Coming-of-age rituals are at the center of this powerful, uniquely collaborative poetry dance film from director Fiona Melville and producer/creative director Nathalie Teitler for the Dancing Words project, featuring poet/dancer Kayo Chingonyi, poet/dancer/choreographer Sean Graham, and a composition by Gemma Weekes (who is also an accomplished British writer).

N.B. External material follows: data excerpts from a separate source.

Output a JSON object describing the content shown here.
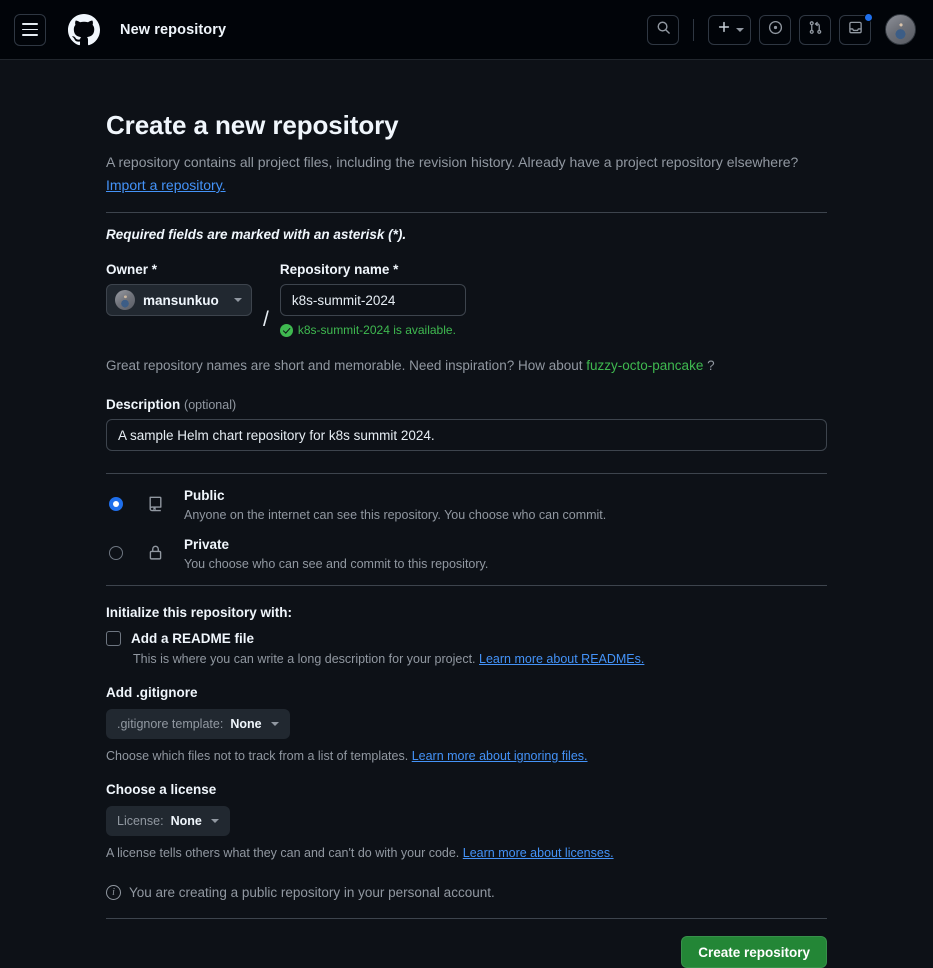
{
  "header": {
    "title": "New repository",
    "menu_icon": "hamburger-menu-icon",
    "logo_icon": "github-logo-icon",
    "search_icon": "search-icon",
    "create_new_icon": "plus-icon",
    "issues_icon": "issue-opened-icon",
    "pull_requests_icon": "git-pull-request-icon",
    "inbox_icon": "inbox-icon",
    "avatar_icon": "user-avatar"
  },
  "page": {
    "title": "Create a new repository",
    "subtitle": "A repository contains all project files, including the revision history. Already have a project repository elsewhere?",
    "import_link": "Import a repository.",
    "required_note": "Required fields are marked with an asterisk (*)."
  },
  "owner": {
    "label": "Owner *",
    "name": "mansunkuo",
    "separator": "/"
  },
  "repository": {
    "label": "Repository name *",
    "value": "k8s-summit-2024",
    "placeholder": "",
    "availability": "k8s-summit-2024 is available.",
    "availability_icon": "check-circle-fill-icon",
    "hint_prefix": "Great repository names are short and memorable. Need inspiration? How about",
    "hint_suggestion": "fuzzy-octo-pancake",
    "hint_suffix": "?"
  },
  "description": {
    "label": "Description",
    "optional": "(optional)",
    "value": "A sample Helm chart repository for k8s summit 2024.",
    "placeholder": ""
  },
  "visibility": {
    "options": [
      {
        "name": "Public",
        "description": "Anyone on the internet can see this repository. You choose who can commit.",
        "icon": "repo-icon",
        "selected": true
      },
      {
        "name": "Private",
        "description": "You choose who can see and commit to this repository.",
        "icon": "lock-icon",
        "selected": false
      }
    ]
  },
  "initialize": {
    "heading": "Initialize this repository with:",
    "readme_label": "Add a README file",
    "readme_checked": false,
    "readme_desc_prefix": "This is where you can write a long description for your project.",
    "readme_desc_link": "Learn more about READMEs."
  },
  "gitignore": {
    "heading": "Add .gitignore",
    "button_prefix": ".gitignore template:",
    "button_value": "None",
    "note_prefix": "Choose which files not to track from a list of templates.",
    "note_link": "Learn more about ignoring files."
  },
  "license": {
    "heading": "Choose a license",
    "button_prefix": "License:",
    "button_value": "None",
    "note_prefix": "A license tells others what they can and can't do with your code.",
    "note_link": "Learn more about licenses."
  },
  "footer": {
    "info_icon": "info-icon",
    "info_text": "You are creating a public repository in your personal account.",
    "create_button": "Create repository"
  },
  "colors": {
    "page_bg": "#0d1117",
    "header_bg": "#010409",
    "accent_green": "#238636",
    "accent_blue": "#1f6feb",
    "link_blue": "#4493f8",
    "success_green": "#3fb950",
    "border": "#3d444d",
    "muted_text": "#9198a1"
  }
}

According to the Wikipedia page on the Lovale/Luvale people of Zambia and Angola,
In Zambia the Luvale people hold the ‘Makishi festival’ to mark the end of the ‘kumukanda’ (or ‘initiation’). Every 5 years or so, boys from the same age group (young teenagers) are taken into the bush for 1–2 months where they undergo several rites of passage into manhood. These involve learning certain survival skills, learning about women and how to be a good husband, learning about fatherhood, and also they are circumcised. The Luvale consider uncircumcised men to be dirty or unhygienic. It is said that in some very rural areas where the kumukanda is maintained in its strictest traditional sense that if a woman is to pass by the boy’s ‘bushcamp’ whilst they are undergoing kumukanda then she must be punished, even killed. To celebrate the boys’ completion of the kumukanda the Makishi festival welcomes them back to the village as men.